La promesse et le gage !

Nous le savons bien dans notre quartier, quand les beaux jours arrivent les chaises du jardin du Luxembourg se remplissent de parisiens venus parfois de bien plus loin que du territoire de notre belle paroisse pour prendre un bain de soleil… ou plutôt un bain de lumière. Savez-vous également que dans les pays nordiques, les français expatriés font de la luminothérapie pour éviter le déficit en vitamines… ? Figurez-vous même que dans le plus long tunnel routier du monde (24 km) en Norvège, les ingénieurs ont créé à intervalles réguliers des sortes de grandes cavernes largement illuminées pour reposer le conducteur dans son parcours du tunnel.

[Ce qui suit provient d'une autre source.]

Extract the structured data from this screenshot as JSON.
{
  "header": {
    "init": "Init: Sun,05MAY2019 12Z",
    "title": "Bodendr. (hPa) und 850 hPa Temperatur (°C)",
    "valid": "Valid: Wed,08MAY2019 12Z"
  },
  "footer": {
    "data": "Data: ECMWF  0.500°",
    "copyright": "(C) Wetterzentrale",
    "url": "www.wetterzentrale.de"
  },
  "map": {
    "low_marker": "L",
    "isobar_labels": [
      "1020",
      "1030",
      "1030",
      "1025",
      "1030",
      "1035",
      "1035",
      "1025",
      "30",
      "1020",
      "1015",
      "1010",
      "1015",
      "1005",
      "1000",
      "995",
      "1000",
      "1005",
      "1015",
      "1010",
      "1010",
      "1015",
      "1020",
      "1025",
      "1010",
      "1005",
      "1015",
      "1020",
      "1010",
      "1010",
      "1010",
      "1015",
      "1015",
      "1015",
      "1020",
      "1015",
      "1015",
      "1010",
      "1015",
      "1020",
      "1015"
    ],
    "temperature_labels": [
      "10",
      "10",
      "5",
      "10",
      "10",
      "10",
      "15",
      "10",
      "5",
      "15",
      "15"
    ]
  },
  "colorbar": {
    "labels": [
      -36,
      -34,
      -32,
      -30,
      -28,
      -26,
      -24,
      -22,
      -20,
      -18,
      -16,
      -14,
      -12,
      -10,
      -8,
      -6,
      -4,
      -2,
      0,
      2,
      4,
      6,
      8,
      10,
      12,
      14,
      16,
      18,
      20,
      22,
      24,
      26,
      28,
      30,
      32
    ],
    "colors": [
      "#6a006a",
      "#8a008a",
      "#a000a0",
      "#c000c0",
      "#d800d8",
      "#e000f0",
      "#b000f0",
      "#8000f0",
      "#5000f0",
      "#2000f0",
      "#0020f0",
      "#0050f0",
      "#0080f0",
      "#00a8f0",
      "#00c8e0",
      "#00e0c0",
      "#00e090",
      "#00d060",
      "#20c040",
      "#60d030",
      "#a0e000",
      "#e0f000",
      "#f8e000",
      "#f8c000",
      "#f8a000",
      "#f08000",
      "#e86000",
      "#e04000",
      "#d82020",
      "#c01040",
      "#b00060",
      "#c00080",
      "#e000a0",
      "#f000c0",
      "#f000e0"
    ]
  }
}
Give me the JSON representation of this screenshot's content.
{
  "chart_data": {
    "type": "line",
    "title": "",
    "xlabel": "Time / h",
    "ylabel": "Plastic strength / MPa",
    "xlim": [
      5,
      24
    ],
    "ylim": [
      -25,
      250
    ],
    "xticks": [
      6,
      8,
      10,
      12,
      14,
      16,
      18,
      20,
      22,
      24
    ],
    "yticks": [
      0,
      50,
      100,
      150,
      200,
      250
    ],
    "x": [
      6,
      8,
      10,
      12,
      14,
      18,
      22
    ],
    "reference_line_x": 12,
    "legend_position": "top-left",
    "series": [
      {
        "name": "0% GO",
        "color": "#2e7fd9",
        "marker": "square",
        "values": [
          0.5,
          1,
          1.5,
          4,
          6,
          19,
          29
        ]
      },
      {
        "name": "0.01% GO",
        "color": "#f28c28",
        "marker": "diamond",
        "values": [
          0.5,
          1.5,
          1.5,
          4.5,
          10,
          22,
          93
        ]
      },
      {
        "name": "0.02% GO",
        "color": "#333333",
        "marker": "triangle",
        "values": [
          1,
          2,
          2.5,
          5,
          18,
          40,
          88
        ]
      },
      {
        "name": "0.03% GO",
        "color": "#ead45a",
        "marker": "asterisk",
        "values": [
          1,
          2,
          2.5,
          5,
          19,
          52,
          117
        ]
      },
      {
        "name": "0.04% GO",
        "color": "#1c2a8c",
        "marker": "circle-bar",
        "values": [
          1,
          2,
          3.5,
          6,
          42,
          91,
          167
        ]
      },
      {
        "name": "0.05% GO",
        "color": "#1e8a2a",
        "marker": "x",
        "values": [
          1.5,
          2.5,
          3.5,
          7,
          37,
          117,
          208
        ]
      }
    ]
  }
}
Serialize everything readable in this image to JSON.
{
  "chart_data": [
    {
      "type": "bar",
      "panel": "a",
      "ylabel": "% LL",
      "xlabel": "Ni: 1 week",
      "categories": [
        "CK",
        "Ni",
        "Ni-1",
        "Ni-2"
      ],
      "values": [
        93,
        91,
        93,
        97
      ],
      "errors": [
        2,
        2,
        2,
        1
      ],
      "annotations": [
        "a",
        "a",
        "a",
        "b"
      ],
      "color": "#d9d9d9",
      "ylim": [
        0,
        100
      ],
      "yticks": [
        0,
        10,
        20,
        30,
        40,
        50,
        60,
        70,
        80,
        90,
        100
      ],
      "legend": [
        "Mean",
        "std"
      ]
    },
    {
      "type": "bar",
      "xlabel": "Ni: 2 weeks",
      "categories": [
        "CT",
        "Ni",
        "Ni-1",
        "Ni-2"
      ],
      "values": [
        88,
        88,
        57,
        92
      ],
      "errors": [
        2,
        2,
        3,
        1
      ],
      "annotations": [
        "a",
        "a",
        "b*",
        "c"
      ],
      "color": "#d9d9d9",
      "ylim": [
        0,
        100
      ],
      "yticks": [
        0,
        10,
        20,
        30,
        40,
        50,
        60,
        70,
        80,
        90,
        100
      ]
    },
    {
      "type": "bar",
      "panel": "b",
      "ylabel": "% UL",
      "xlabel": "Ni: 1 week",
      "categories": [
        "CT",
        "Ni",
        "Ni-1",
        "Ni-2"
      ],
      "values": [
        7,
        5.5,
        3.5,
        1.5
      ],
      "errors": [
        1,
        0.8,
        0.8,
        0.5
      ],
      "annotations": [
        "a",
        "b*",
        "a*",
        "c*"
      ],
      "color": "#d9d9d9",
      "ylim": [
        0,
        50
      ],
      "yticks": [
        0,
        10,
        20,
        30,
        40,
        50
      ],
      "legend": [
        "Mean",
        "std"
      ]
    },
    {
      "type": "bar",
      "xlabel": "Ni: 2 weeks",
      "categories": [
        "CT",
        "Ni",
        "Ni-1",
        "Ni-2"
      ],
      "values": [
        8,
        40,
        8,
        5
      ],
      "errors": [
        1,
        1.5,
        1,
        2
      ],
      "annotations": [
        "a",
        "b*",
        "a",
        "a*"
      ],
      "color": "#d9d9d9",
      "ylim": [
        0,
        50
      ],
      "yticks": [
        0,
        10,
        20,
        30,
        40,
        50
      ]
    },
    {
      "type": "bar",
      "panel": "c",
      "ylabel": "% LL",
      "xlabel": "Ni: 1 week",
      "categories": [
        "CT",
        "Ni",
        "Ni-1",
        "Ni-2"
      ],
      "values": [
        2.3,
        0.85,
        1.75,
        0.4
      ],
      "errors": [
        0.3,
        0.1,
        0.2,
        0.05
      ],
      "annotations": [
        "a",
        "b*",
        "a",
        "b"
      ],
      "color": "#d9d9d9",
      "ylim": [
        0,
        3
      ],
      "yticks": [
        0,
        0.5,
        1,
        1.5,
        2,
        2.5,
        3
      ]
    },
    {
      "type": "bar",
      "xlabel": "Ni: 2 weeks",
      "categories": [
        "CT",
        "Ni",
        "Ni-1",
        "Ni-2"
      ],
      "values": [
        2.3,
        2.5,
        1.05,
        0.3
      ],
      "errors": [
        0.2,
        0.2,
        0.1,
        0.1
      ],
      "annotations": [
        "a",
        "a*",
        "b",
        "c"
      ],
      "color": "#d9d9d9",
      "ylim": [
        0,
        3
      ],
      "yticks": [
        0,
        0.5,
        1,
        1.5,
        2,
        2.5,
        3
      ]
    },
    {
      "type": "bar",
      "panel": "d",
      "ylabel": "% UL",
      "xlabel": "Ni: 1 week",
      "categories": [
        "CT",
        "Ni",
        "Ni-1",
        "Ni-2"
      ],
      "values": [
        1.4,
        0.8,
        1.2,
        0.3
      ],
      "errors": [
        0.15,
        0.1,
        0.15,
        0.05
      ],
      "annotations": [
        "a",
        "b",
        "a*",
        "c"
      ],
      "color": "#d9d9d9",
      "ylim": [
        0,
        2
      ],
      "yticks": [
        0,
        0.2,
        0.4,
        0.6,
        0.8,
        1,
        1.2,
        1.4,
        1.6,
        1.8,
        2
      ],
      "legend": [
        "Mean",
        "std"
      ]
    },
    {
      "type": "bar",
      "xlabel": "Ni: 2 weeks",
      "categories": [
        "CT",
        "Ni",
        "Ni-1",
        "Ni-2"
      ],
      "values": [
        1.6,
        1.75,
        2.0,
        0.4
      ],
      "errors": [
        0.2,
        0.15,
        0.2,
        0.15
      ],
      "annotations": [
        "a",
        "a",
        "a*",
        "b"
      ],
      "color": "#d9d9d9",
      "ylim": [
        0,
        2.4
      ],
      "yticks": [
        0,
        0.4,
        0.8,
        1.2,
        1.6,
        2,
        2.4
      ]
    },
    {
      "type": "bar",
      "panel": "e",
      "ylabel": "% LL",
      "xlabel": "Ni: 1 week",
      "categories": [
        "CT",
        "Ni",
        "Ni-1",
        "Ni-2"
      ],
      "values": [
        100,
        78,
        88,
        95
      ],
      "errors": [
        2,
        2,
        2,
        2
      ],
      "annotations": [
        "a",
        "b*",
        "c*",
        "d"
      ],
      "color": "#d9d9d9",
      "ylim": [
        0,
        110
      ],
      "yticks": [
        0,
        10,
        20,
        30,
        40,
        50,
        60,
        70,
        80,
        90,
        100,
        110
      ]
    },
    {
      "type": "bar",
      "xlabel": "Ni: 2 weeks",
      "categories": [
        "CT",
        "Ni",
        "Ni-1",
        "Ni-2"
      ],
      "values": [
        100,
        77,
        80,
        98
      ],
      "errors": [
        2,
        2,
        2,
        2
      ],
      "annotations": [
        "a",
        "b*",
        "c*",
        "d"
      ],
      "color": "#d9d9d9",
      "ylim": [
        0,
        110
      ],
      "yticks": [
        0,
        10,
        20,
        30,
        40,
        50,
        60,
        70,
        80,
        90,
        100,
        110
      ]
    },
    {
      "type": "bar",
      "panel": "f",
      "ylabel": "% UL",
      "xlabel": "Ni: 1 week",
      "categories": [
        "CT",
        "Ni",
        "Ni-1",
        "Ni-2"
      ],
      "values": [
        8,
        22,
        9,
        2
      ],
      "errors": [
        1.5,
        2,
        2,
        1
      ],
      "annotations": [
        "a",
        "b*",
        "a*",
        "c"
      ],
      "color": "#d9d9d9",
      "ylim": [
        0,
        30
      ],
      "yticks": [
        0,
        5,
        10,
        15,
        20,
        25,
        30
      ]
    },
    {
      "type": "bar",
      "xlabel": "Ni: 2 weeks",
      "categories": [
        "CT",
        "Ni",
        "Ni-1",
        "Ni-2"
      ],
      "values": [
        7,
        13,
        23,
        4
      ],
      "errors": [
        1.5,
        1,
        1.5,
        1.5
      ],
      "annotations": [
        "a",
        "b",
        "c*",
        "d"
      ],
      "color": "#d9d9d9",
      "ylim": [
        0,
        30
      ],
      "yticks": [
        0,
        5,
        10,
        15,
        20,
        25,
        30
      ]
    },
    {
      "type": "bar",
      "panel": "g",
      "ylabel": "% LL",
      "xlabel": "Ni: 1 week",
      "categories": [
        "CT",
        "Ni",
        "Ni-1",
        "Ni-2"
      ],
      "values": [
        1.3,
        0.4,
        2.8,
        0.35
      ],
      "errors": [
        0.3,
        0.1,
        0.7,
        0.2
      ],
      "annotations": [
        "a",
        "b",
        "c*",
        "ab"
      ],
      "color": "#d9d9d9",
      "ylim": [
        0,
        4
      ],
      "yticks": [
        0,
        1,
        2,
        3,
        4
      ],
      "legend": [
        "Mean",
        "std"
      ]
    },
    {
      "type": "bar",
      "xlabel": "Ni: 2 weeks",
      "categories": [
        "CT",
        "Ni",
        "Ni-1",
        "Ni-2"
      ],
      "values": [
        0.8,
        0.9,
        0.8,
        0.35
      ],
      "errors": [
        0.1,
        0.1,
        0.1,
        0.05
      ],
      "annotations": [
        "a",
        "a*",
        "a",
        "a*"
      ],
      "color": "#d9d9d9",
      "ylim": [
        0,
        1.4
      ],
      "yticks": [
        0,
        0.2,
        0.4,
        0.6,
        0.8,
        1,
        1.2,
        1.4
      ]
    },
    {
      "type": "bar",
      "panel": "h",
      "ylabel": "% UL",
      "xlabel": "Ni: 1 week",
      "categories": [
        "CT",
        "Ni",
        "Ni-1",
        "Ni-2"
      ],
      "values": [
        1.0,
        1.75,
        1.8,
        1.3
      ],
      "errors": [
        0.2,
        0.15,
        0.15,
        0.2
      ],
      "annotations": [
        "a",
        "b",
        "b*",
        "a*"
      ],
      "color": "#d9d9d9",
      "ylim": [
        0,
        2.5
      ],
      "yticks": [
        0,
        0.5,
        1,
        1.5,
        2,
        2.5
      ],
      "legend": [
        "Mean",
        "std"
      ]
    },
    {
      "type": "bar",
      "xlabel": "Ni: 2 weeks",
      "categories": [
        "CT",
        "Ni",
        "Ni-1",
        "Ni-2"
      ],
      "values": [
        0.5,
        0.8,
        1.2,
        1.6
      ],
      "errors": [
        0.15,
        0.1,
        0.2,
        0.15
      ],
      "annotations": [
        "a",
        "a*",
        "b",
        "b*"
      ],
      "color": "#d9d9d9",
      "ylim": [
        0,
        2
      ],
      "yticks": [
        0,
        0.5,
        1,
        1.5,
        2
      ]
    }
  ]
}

Sur notre chemin de Carême, ce 2ème dimanche est déjà une de ces cavernes de lumière.

La promesse de salut 

Pour Abraham, la vie n’est pas au beau fixe et les nuages semblent s’accumuler sur sa vie étant donné qu’il n’a pas d’enfant. Pour un patriarche de son époque cette absence de fécondité est une privation terrible, une blessure. Dieu lui a fait une promesse : lui donner un pays et une descendance en héritage. Par un acte symbolique, Dieu vient permettre à Abraham d’entrevoir la première partie de cette promesse se réaliser : Dieu donne un pays en héritage, en concluant une alliance avec lui. Quand Abraham a quitté Our en Chaldée, il ne savait pas où il allait mais il a fait confiance. Cette promesse, cet acte symbolique et ce sommeil mystérieux sont comme pour Abraham un avant-goût de la réalisation de la promesse finale d’une descendance.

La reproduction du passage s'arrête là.